The House Committee on Oversight and Reform announced Wednesday it is launching an investigation into allegations of voter suppression in Georgia during the 2018 elections.

“The Committee on Oversight on Oversight and Reform is investigating recent reports of serious problems with voter registration, voter access, and other matters affecting the ability of people in Georgia to exercise their right to vote,” read the letter, which was sent to Georgia Republican Gov. Brian Kemp’s office.

“[T]he Secretary of State’s Office reportedly cancelled voter registrations for more than 1.4 million Georgians, including 670,000 in 2017 alone. In 2018, 53,000 Georgians, most of them minorities, who tried to register had their applications placed on hold by your office,” the letter continued. “In addition, county and state officials have closed more than 200 polling places across Georgia since 2012.”
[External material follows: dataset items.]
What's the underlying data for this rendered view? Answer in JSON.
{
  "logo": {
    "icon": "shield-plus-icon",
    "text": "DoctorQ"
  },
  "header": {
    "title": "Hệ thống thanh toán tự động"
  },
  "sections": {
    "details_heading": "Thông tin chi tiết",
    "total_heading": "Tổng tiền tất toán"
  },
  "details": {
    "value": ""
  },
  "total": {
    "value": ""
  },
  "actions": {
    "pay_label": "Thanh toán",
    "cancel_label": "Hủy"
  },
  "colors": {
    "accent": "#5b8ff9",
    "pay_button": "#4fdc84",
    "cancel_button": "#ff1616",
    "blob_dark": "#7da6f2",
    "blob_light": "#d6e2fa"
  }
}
A separate letter was also sent to Republican Brad Raffensperger, who took over Kemp’s position as Georgia secretary of state following the midterm elections.

The issues brought up by the Oversight Committee — which is chaired by Maryland Democratic Rep. Elijah Cummings — closely mirror complaints made by Stacey Abrams since her election loss to Kemp in November.

Abrams lost her gubernatorial bid to Kemp by over 54,700 votes. However, the former state representative and romance novelist has repeatedly accused Kemp of suppressing Democratic and minority voters to sway the election in his favor. Abrams has gone on to form a voting rights group to change the state’s election laws, and she has used her activism to remain in the national spotlight as she mulls a possible 2020 campaign for the Senate.

Much like Abrams’s accusations, the Oversight letter appears to blame Kemp for developments that are outside of the Georgia secretary of state’s authority.

The decision whether to open, close or consolidate polling stations in Georgia is completely determined by county boards and superintendents — not by the secretary of state’s office.

The Oversight letter specifically cited an instance where officials “reportedly considered closing nearly all polling sites in one majority African American county, although they ultimately relented after public scrutiny.” This was in reference to Randolph County, a Democratic-leaning and sparely populated county where less than 3,000 people voted in the last election.

A consultant had suggested before the midterms that the county eliminate seven of its nine polling sites in an effort to save money. Not only does the secretary of state’s (SOS) office not have authority in that decision process, but an official from the SOS office wrote a letter to the county’s board of elections and recommended they vote against the idea — which they ultimately chose not to do.

Georgia has “use it or lose it” laws, which means if you go a long time without voting they’ll put you on “unverified” status and if you turn up at the polls you’ll need to show an ID to vote. That’s a measure designed to prevent voter fraud and it’s a sensible one – if you’re looking to send people from precinct to precinct to stack ballot boxes it’s a lot easier to avoid getting caught if they’re voting for people who never show up, and when somebody who hasn’t voted in 10 years turns out to vote it’s often a decent bet there is fraud involved.

This is known as “voter suppression,” according to today’s Democrat Party. And we’re now going to have a knock-down, drag-out fight in the House Oversight Committee over whether any attempts to police the voter rolls or keep elections honest are evidence of bigotry and so on.

The Republicans on that committee are going to be out for blood. Jim Jordan is the ranking member on House Oversight…

“It’s highly unusual for a Congressional Committee to involve itself in a state’s election. This is squarely in the purview of the state of Georgia, not the House Oversight Committee. We can’t help but think that attempts by the Democrats to insert the Committee into the state’s business is an attempt to relitigate an election result that they do not like,” Jordan said in a statement to TheDCNF.

So here we go. Get ready for another congressional hearing that devolves into a screaming match.